Consider, for a moment, that if Manningcare had instead been the winning model, the Canadian healthcare system would today look vastly different—and probably a lot more like ours. The costs of healthcare would probably be much higher, some Canadians would likely still be uninsured for physicians’ services, and cost-sharing might have persisted, such that class would remain an important determinant of who has access to physician care and who does not. “While it might have been politically easier for Canadians to subsidize private health insurance to expand coverage,” Marchildon told me by email, “the result for generations after would have been far more expensive and inequitable.”

None of which is to say that the Canadian model is perfect. Although it is quite universal from the perspective of population coverage (100 percent) as well as the depth of coverage (no cost-sharing for medically necessary physicians’ services, diagnostic tests, or hospital care), it has failed to achieve universalism in terms of the breadth of coverage (outpatient prescription drugs and long-term care are not universally covered services, a point acknowledged by Marchildon in a 2014 article).

Yet these are shortcomings for Canadian progressives to remedy—not mistakes for American progressives to replicate. What we should instead emulate is Douglas’s egalitarian healthcare vision.

As a child in Scotland, goes an oft-told tale he narrated to journalist Chris Higginbotham in 1958, Douglas one day tripped and fell on his knee, an injury that injected bacteria deep into his bone, causing a chronic infection called osteomyelitis.
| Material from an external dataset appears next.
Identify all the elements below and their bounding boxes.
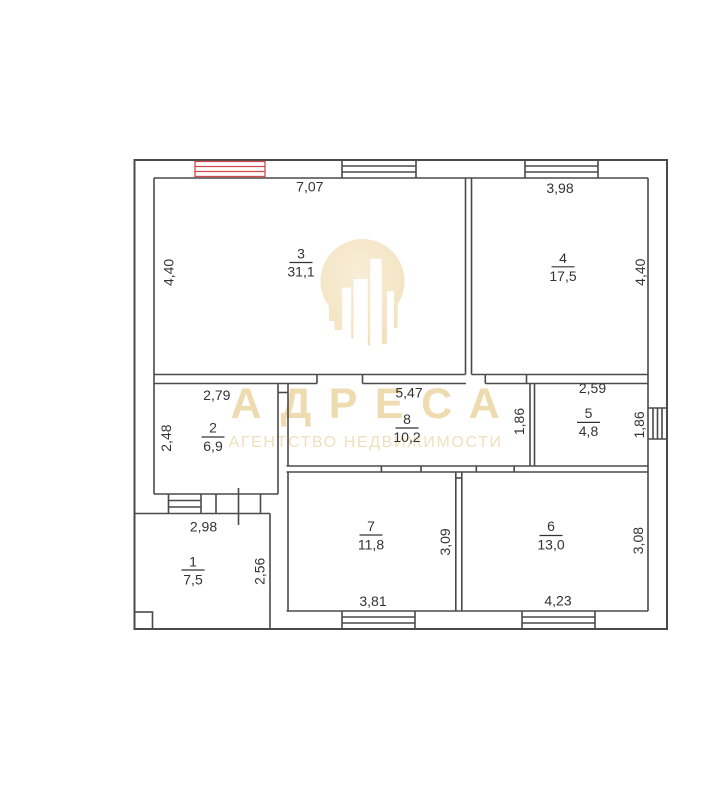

After multiple primitive surgeries performed by country doctors in Scotland, the infection was thought to have been cured, but after the Douglas family moved to Canada, it came back with a vengeance—and Douglas was told the leg would have to go. Fortunately, a prominent orthopedic surgeon at the children’s specialty hospital in Winnipeg agreed to take a stab at the infection—and, miraculously, succeeded in saving the child’s leg. Douglas would note that though he was grateful to this man, he also knew that had the prestigious physician not offered to perform the procedure for free, he would have lost his limb, for his family was strapped for cash. And he felt that no child should ever be put in such a position. “[O]ut of this experience,” Douglas said to Higginbotham, “I came to believe that health services ought not to have a price-tag on them, and that people should be able to get whatever health services they required irrespective of their individual capacity to pay.”

The story of Douglas’s rescued leg—and how it inspired him—is now a chestnut of Canadian lore. Manningcare, on the other hand, barely amounts to a minor historical footnote—and the nation has a far better healthcare system for it. It is a lesson we would be wise to heed today when deciding which path to follow.